A former army colonel who became an emblem of Russian brutality in Chechnya after he murdered an 18-year-old woman there 11 years ago, was shot four times in the head and killed Friday in a busy Moscow neighborhood.

In 2000, Russia was engaged in the second of two bloody wars against Chechen separatists, and Yuri Budanov’s rape, beating and killing of Elza Kungayeva caused outrage in the region.

“I felt absolutely nothing,” Visa Kungayev, the victim’s father, said by telephone from Norway after hearing the news. “They’re all dogs and deserve to die.”

Budanov, who had a reputation for terrorizing his own soldiers as well as Chechens, was released from prison on parole in January 2009. The same month, the Kungayev family lawyer, Stanislav Markelov, was killed outside a Moscow metro station, along with a 25-year-old journalist.

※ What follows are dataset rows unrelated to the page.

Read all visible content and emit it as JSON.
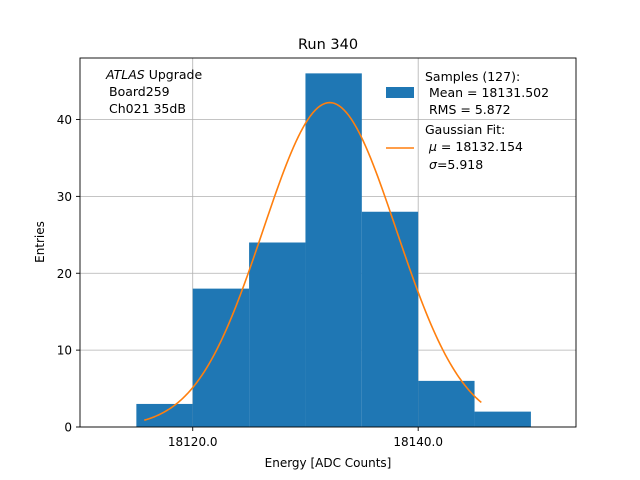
{
  "chart_data": {
    "type": "bar",
    "title": "Run 340",
    "xlabel": "Energy [ADC Counts]",
    "ylabel": "Entries",
    "xlim": [
      18110,
      18154
    ],
    "ylim": [
      0,
      48
    ],
    "grid": true,
    "histogram": {
      "bin_edges": [
        18115,
        18120,
        18125,
        18130,
        18135,
        18140,
        18145,
        18150
      ],
      "counts": [
        3,
        18,
        24,
        46,
        28,
        6,
        2
      ]
    },
    "fit_curve": {
      "type": "line",
      "amplitude": 42.2,
      "mu": 18132.154,
      "sigma": 5.918,
      "x_range": [
        18115.7,
        18145.6
      ]
    },
    "x_ticks": [
      18120.0,
      18140.0
    ],
    "x_tick_labels": [
      "18120.0",
      "18140.0"
    ],
    "y_ticks": [
      0,
      10,
      20,
      30,
      40
    ],
    "y_tick_labels": [
      "0",
      "10",
      "20",
      "30",
      "40"
    ],
    "annotation": {
      "line1_italic": "ATLAS",
      "line1_rest": " Upgrade",
      "line2": "Board259",
      "line3": "Ch021 35dB"
    },
    "legend": {
      "position": "top-right",
      "samples": {
        "title": "Samples (127):",
        "mean": "Mean = 18131.502",
        "rms": "RMS = 5.872"
      },
      "fit": {
        "title": "Gaussian Fit:",
        "mu_symbol": "μ",
        "mu_value": " = 18132.154",
        "sigma_symbol": "σ",
        "sigma_value": "=5.918"
      }
    },
    "colors": {
      "bars": "#1f77b4",
      "fit": "#ff7f0e",
      "grid": "#b0b0b0",
      "axes": "#000000"
    }
  }
}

The Kungayev family later left Chechnya for Norway with their four other children.

Two opposing theories quickly arose about Friday’s shooting: Budanov was killed either by Chechens seeking revenge or by nationalists who assumed Chechens would be blamed, provoking anti-Chechen feeling.

In another high-profile case, former oil tycoon Mikhail Khodorkovsky was apparently sent from Moscow to a distant prison camp Friday, disrupting his request for parole, his attorneys said. They added that neither they nor his wife had been told where he was being sent or when he left.